ConsultingDetective, Jan 31 2004
  

       There was a time awhile ago when I probably would have gotten nailed by a traffic light camera had one existed, but my course of action was necessary to prevent a very severe accident. The intersection had two 'ahead' lanes and one left-turn-only lane. The intersection turned yellow when I was some distance away, and I was stopping at it just as the light was about to turn red; there were cars in both of the other two lanes. As I was stopping, however, I noticed a vehicle behind me approaching at very high speed. Recognizing that the vehicle could not possibly stop in time to avoid a collision, and had no open lane to swerve into, I floord the gas just as the light turned red. I was subsequently passed within the intersection by the bat-out-of-hell.   

       As it was, I probably crossed the threshhold very shortly after the light turned red, and significantly before before the cross traffic turned green. Had I not done so, I would have entered the intersection a second or so later when I got clobbered at 60+mph. Indeed, I was not expecting to avoid a collision entirely--I was merely hoping to reduce its severity by reducing the difference between by vehicle's speed and the bat-out-of-hell's.   

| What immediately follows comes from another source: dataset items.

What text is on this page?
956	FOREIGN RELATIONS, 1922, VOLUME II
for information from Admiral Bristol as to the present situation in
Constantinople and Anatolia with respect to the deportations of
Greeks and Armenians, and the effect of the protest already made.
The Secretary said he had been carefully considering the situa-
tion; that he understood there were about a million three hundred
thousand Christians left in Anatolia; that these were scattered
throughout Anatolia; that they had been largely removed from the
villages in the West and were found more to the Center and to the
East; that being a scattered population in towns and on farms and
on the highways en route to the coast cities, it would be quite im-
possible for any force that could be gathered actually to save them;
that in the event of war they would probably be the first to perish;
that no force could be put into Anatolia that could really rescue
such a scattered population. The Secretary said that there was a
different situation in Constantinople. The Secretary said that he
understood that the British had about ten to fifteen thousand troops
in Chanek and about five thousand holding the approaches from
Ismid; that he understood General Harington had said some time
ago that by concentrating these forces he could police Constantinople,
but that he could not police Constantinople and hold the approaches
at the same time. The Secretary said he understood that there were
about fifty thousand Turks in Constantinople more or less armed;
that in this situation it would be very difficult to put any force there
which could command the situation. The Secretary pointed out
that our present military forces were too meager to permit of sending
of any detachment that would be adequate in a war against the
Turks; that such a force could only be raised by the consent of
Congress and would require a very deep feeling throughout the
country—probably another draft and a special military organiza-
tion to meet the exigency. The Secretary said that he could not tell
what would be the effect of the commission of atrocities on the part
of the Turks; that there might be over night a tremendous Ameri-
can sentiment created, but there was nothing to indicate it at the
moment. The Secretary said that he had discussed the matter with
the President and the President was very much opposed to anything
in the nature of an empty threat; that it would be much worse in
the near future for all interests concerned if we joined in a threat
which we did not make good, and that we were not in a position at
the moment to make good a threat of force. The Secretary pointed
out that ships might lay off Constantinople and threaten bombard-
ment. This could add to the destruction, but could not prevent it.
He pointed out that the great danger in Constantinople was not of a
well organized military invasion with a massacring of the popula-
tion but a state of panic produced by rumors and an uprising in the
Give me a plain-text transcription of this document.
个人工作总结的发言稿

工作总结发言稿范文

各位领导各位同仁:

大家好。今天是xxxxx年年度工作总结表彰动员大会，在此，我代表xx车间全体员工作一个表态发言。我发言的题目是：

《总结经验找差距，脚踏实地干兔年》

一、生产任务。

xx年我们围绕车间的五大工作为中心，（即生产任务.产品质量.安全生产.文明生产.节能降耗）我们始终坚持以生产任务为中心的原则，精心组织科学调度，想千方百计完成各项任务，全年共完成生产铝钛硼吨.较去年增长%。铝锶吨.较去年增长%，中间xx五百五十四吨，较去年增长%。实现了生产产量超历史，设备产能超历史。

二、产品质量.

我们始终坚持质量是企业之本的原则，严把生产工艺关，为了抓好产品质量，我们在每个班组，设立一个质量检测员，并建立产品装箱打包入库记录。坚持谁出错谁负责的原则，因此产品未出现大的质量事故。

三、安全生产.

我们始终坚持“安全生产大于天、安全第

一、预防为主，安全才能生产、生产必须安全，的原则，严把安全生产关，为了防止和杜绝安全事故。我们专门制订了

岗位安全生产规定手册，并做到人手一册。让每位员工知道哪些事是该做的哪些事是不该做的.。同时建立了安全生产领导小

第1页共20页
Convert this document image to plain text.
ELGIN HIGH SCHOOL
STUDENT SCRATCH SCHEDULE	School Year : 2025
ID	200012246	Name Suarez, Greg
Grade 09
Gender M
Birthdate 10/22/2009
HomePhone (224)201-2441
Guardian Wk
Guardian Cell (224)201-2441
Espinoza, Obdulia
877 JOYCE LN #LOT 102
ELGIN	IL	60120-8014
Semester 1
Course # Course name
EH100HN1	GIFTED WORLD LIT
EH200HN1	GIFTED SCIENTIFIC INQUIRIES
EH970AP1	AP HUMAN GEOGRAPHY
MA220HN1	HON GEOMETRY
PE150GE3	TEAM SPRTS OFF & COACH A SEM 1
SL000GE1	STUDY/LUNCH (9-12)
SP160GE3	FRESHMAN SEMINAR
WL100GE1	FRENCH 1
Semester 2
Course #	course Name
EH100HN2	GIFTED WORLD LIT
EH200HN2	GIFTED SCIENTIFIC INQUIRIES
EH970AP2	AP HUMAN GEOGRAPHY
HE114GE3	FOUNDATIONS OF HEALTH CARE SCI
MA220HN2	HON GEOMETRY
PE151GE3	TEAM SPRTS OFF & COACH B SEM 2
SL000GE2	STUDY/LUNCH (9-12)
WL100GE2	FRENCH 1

       Had there been a camera at that intersection, should I have gotten a ticket?
supercat, Jan 31 2004
  

       Is the Heisenberg Uncertainty Principle a valid defense for speeding tickets ?
normzone, Jan 31 2004
  

       Almost two years since posting. First let me say, the idea works, and is now being used.   

       NDA: My company, my idea, my product. This was a small side issue.   

       The need was to replace the very expensive to install and maintain coils for speed control of various types, such as traffic light by speed etc. High speed (and much less so resolution) was what I was after, because a car going at 180km/h = 50meters/sec with a regular low cost (half second per pic?) camera, would see the car in its frame, and next pic would be totally missing, or perhaps wouldnt even catch the car if say a span of 40 meters of road is being shot from above. The whole scene would show empty, while the car had a chance to enter and pass the whole part.   

       Supercat's "not so simple" problems are actually quite trivial in image processing, especially using ready-made toolkits like National Instruments IMAQ etc.